Assistito dall'avvocato Marcello D'Ascia, Agnese ha parlato a lungo di come ha vissuto la tragedia: "Voglio prima ribadire il cordoglio alle vittime e la vicinanza ai parenti, io da genovese di Sampierdarena, dove abito tutt'ora, sono stato male e colpito in maniera profonda da questa immane catastrofe, una cosa di cui non mi capacito, io nato via Reti, la strada che si congiunge con via Fillak, dalla mia camera affacciandomi vedevo il ponte con gli occhi di bambino, su cui sarò passato migliaia di volte, anche per andare al mare a Cogoleto e a Varazze, e ho continuato a passarci con i miei figli e mia moglie, la mia famiglia, il fatto di essere coinvolto in questo processo mi ha sorpreso, perché con umiltà penso di avere sempre agito nell'interesse della comunità, quando dopo sette mesi mi hanno indagato mi sono sentito devastato, una novità inaspettata e sofferta perché non potevo chiarire la mia posizioni sin dall'inizio, questo mi ha sconvolto, mi ha cambiato l'approccio alla vita, saranno cose che succedono, ma io sono rimasto segnato, pensare di essere accusato di negligenze o di essere  irresponsabile mi offende, al contrario sono una persone affidabile e con un altro alto senso di responsabilità, per questo faccio fatica a superare questa situazione".

Tutti gli imputati: "Vicini alle vittime"

Anche gli altri due tecnici di Aspi imputati, che hanno rilasciato dichiarazioni spontanee, prima Matteo De Santis (difeso dall'avvocato Danilo Cilia), responsabile ufficio progettazione, sorveglianza opere strutturali e gallerie, e poi Luca Frazzica, responsabile ufficio coordinamento opere strutturali, nel difendersi dalle accuse hanno ribadito la loro vicinanza e il loro cordoglio ai familiari delle vittime e ai genovesi.
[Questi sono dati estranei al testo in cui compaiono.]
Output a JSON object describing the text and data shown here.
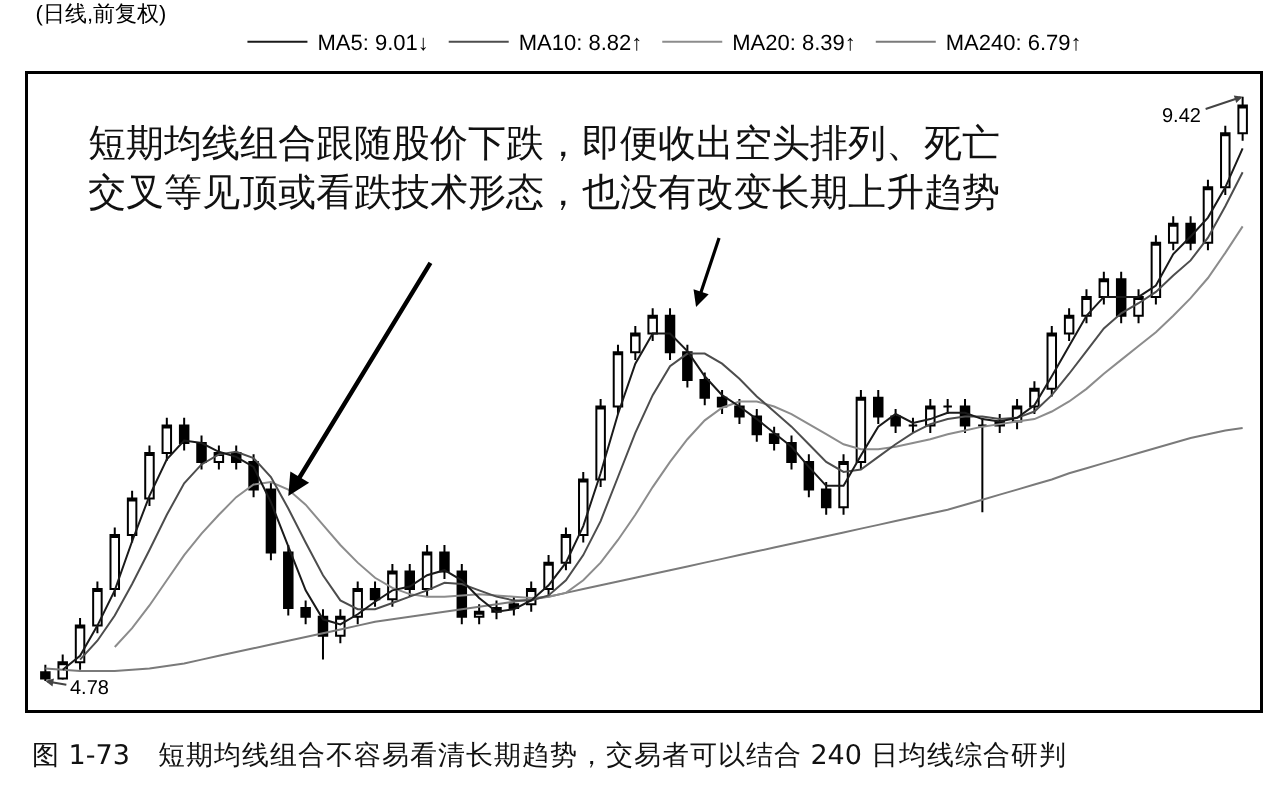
{
  "chart_data": {
    "type": "candlestick",
    "title": "(日线,前复权)",
    "categories": [
      null,
      null,
      null,
      null,
      null,
      null,
      null,
      null,
      null,
      null,
      null,
      null,
      null,
      null,
      null,
      null,
      null,
      null,
      null,
      null,
      null,
      null,
      null,
      null,
      null,
      null,
      null,
      null,
      null,
      null,
      null,
      null,
      null,
      null,
      null,
      null,
      null,
      null,
      null,
      null,
      null,
      null,
      null,
      null,
      null,
      null,
      null,
      null,
      null,
      null,
      null,
      null,
      null,
      null,
      null,
      null,
      null,
      null,
      null,
      null,
      null,
      null,
      null,
      null,
      null,
      null,
      null,
      null,
      null,
      null
    ],
    "series": [
      {
        "type": "line",
        "name": "MA240: 6.79↑",
        "color": "#7a7a7a",
        "values": [
          4.88,
          4.87,
          4.86,
          4.86,
          4.86,
          4.87,
          4.88,
          4.9,
          4.92,
          4.95,
          4.98,
          5.01,
          5.04,
          5.07,
          5.1,
          5.13,
          5.16,
          5.19,
          5.22,
          5.25,
          5.27,
          5.29,
          5.31,
          5.33,
          5.35,
          5.37,
          5.39,
          5.41,
          5.43,
          5.45,
          5.48,
          5.51,
          5.54,
          5.57,
          5.6,
          5.63,
          5.66,
          5.69,
          5.72,
          5.75,
          5.78,
          5.81,
          5.84,
          5.87,
          5.9,
          5.93,
          5.96,
          5.99,
          6.02,
          6.05,
          6.08,
          6.11,
          6.14,
          6.18,
          6.22,
          6.26,
          6.3,
          6.34,
          6.38,
          6.43,
          6.47,
          6.51,
          6.55,
          6.59,
          6.63,
          6.67,
          6.71,
          6.74,
          6.77,
          6.79
        ]
      },
      {
        "type": "line",
        "name": "MA20: 8.39↑",
        "color": "#8c8c8c",
        "values": [
          null,
          null,
          null,
          null,
          5.05,
          5.2,
          5.38,
          5.58,
          5.78,
          5.95,
          6.1,
          6.24,
          6.34,
          6.36,
          6.3,
          6.18,
          6.02,
          5.86,
          5.72,
          5.6,
          5.52,
          5.47,
          5.45,
          5.45,
          5.46,
          5.47,
          5.46,
          5.45,
          5.44,
          5.45,
          5.48,
          5.58,
          5.72,
          5.9,
          6.1,
          6.32,
          6.52,
          6.7,
          6.85,
          6.95,
          7.0,
          7.0,
          6.96,
          6.9,
          6.82,
          6.74,
          6.66,
          6.62,
          6.62,
          6.64,
          6.67,
          6.7,
          6.74,
          6.77,
          6.8,
          6.82,
          6.84,
          6.86,
          6.92,
          7.0,
          7.1,
          7.22,
          7.33,
          7.44,
          7.55,
          7.68,
          7.82,
          7.98,
          8.18,
          8.39
        ]
      },
      {
        "type": "line",
        "name": "MA10: 8.82↑",
        "color": "#4d4d4d",
        "values": [
          null,
          null,
          4.95,
          5.1,
          5.3,
          5.55,
          5.82,
          6.1,
          6.35,
          6.5,
          6.58,
          6.6,
          6.55,
          6.4,
          6.15,
          5.88,
          5.62,
          5.42,
          5.35,
          5.35,
          5.4,
          5.45,
          5.5,
          5.56,
          5.55,
          5.5,
          5.45,
          5.42,
          5.42,
          5.46,
          5.58,
          5.78,
          6.05,
          6.4,
          6.75,
          7.05,
          7.28,
          7.38,
          7.38,
          7.3,
          7.18,
          7.04,
          6.92,
          6.8,
          6.66,
          6.52,
          6.44,
          6.46,
          6.56,
          6.66,
          6.75,
          6.82,
          6.86,
          6.88,
          6.88,
          6.86,
          6.87,
          6.92,
          7.05,
          7.22,
          7.4,
          7.58,
          7.7,
          7.78,
          7.87,
          8.0,
          8.12,
          8.3,
          8.55,
          8.82
        ]
      },
      {
        "type": "line",
        "name": "MA5: 9.01↓",
        "color": "#1a1a1a",
        "values": [
          null,
          4.87,
          4.98,
          5.22,
          5.5,
          5.89,
          6.25,
          6.54,
          6.69,
          6.67,
          6.6,
          6.56,
          6.48,
          6.2,
          5.85,
          5.5,
          5.27,
          5.23,
          5.31,
          5.41,
          5.5,
          5.53,
          5.62,
          5.66,
          5.58,
          5.44,
          5.33,
          5.35,
          5.42,
          5.54,
          5.72,
          6.01,
          6.43,
          6.9,
          7.3,
          7.54,
          7.54,
          7.4,
          7.2,
          7.05,
          6.96,
          6.86,
          6.75,
          6.64,
          6.48,
          6.33,
          6.33,
          6.57,
          6.8,
          6.9,
          6.83,
          6.86,
          6.91,
          6.91,
          6.86,
          6.84,
          6.87,
          6.97,
          7.2,
          7.44,
          7.68,
          7.83,
          7.83,
          7.83,
          7.92,
          8.17,
          8.31,
          8.46,
          8.7,
          9.01
        ]
      },
      {
        "color": "#000000",
        "ohlc": [
          [
            4.85,
            4.91,
            4.78,
            4.8
          ],
          [
            4.8,
            4.99,
            4.79,
            4.93
          ],
          [
            4.93,
            5.28,
            4.87,
            5.22
          ],
          [
            5.22,
            5.57,
            5.16,
            5.51
          ],
          [
            5.51,
            6.0,
            5.45,
            5.94
          ],
          [
            5.94,
            6.29,
            5.88,
            6.23
          ],
          [
            6.23,
            6.65,
            6.17,
            6.59
          ],
          [
            6.59,
            6.87,
            6.53,
            6.81
          ],
          [
            6.81,
            6.87,
            6.61,
            6.67
          ],
          [
            6.67,
            6.73,
            6.46,
            6.52
          ],
          [
            6.52,
            6.65,
            6.46,
            6.59
          ],
          [
            6.59,
            6.65,
            6.46,
            6.52
          ],
          [
            6.52,
            6.58,
            6.24,
            6.3
          ],
          [
            6.3,
            6.36,
            5.74,
            5.8
          ],
          [
            5.8,
            5.86,
            5.3,
            5.36
          ],
          [
            5.36,
            5.42,
            5.23,
            5.29
          ],
          [
            5.29,
            5.35,
            4.95,
            5.14
          ],
          [
            5.14,
            5.35,
            5.08,
            5.29
          ],
          [
            5.29,
            5.57,
            5.23,
            5.51
          ],
          [
            5.51,
            5.57,
            5.37,
            5.43
          ],
          [
            5.43,
            5.71,
            5.37,
            5.65
          ],
          [
            5.65,
            5.71,
            5.45,
            5.51
          ],
          [
            5.51,
            5.86,
            5.45,
            5.8
          ],
          [
            5.8,
            5.86,
            5.59,
            5.65
          ],
          [
            5.65,
            5.71,
            5.23,
            5.29
          ],
          [
            5.29,
            5.39,
            5.23,
            5.33
          ],
          [
            5.33,
            5.42,
            5.27,
            5.36
          ],
          [
            5.36,
            5.45,
            5.3,
            5.39
          ],
          [
            5.39,
            5.57,
            5.33,
            5.51
          ],
          [
            5.51,
            5.78,
            5.45,
            5.72
          ],
          [
            5.72,
            6.0,
            5.66,
            5.94
          ],
          [
            5.94,
            6.44,
            5.88,
            6.38
          ],
          [
            6.38,
            7.02,
            6.32,
            6.96
          ],
          [
            6.96,
            7.45,
            6.9,
            7.39
          ],
          [
            7.39,
            7.6,
            7.33,
            7.54
          ],
          [
            7.54,
            7.74,
            7.48,
            7.68
          ],
          [
            7.68,
            7.74,
            7.33,
            7.39
          ],
          [
            7.39,
            7.45,
            7.11,
            7.17
          ],
          [
            7.17,
            7.23,
            6.97,
            7.03
          ],
          [
            7.03,
            7.09,
            6.9,
            6.96
          ],
          [
            6.96,
            7.02,
            6.82,
            6.88
          ],
          [
            6.88,
            6.94,
            6.68,
            6.74
          ],
          [
            6.74,
            6.8,
            6.61,
            6.67
          ],
          [
            6.67,
            6.73,
            6.46,
            6.52
          ],
          [
            6.52,
            6.58,
            6.24,
            6.3
          ],
          [
            6.3,
            6.36,
            6.1,
            6.16
          ],
          [
            6.16,
            6.58,
            6.1,
            6.52
          ],
          [
            6.52,
            7.09,
            6.46,
            7.03
          ],
          [
            7.03,
            7.09,
            6.82,
            6.88
          ],
          [
            6.88,
            6.94,
            6.75,
            6.81
          ],
          [
            6.81,
            6.87,
            6.75,
            6.81
          ],
          [
            6.81,
            7.02,
            6.75,
            6.96
          ],
          [
            6.96,
            7.02,
            6.9,
            6.96
          ],
          [
            6.96,
            7.02,
            6.75,
            6.81
          ],
          [
            6.81,
            6.87,
            6.12,
            6.81
          ],
          [
            6.81,
            6.9,
            6.75,
            6.84
          ],
          [
            6.84,
            7.02,
            6.78,
            6.96
          ],
          [
            6.96,
            7.16,
            6.9,
            7.1
          ],
          [
            7.1,
            7.6,
            7.04,
            7.54
          ],
          [
            7.54,
            7.74,
            7.48,
            7.68
          ],
          [
            7.68,
            7.89,
            7.62,
            7.83
          ],
          [
            7.83,
            8.03,
            7.77,
            7.97
          ],
          [
            7.97,
            8.03,
            7.62,
            7.68
          ],
          [
            7.68,
            7.89,
            7.62,
            7.83
          ],
          [
            7.83,
            8.32,
            7.77,
            8.26
          ],
          [
            8.26,
            8.47,
            8.2,
            8.41
          ],
          [
            8.41,
            8.47,
            8.2,
            8.26
          ],
          [
            8.26,
            8.76,
            8.2,
            8.7
          ],
          [
            8.7,
            9.19,
            8.64,
            9.13
          ],
          [
            9.13,
            9.42,
            9.07,
            9.35
          ]
        ]
      }
    ],
    "annotations": [
      "4.78",
      "9.42",
      "短期均线组合跟随股价下跌，即便收出空头排列、死亡交叉等见顶或看跌技术形态，也没有改变长期上升趋势",
      "图 1-73　短期均线组合不容易看清长期趋势，交易者可以结合 240 日均线综合研判"
    ],
    "legend": "top left",
    "tick_labels": false
  }
}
I tre imputati sono ancora tutti alle dipendenze di Aspi, come ha sottolineato l'avvocato D'Ascia.

Il tecnico: "Mai avvertito problematiche sul ponte"

"Il crollo ha cambiato la vita di tante persone - ha spiegato Frazzica -, ma anche la mia e della mia famiglia, io nell'immediatezza, mi sono subito messo a disposizione dell'azienda per cercar di fare il possibile, ancora adesso da ingegnere non riesco a comprendere, io non potevo fare niente di concreto, né lanciare l'allarme visto che non avevo mai avvertito che ci fosse nessun tipo di problematica, la tragedia ha segnato la mia vita familiare e professionale, io sono ancora in Aspi, ma sono congelato, in un ruolo marginale e senza motivo, senza responsabilità, prima di essere indagato avevo chiesto all'azienda di farsi parte attiva per capire il perché del crollo, la mia vita è cambiata al 14 agosto 2018 e spero che questo si percepisca, perché ha segnato non solo me ma anche la mia famiglia, vorrei che questo dibattimento sia anche un momento per riflettere, nel rispetto delle vittime, anche per chi è stato coinvolto ingiustamente".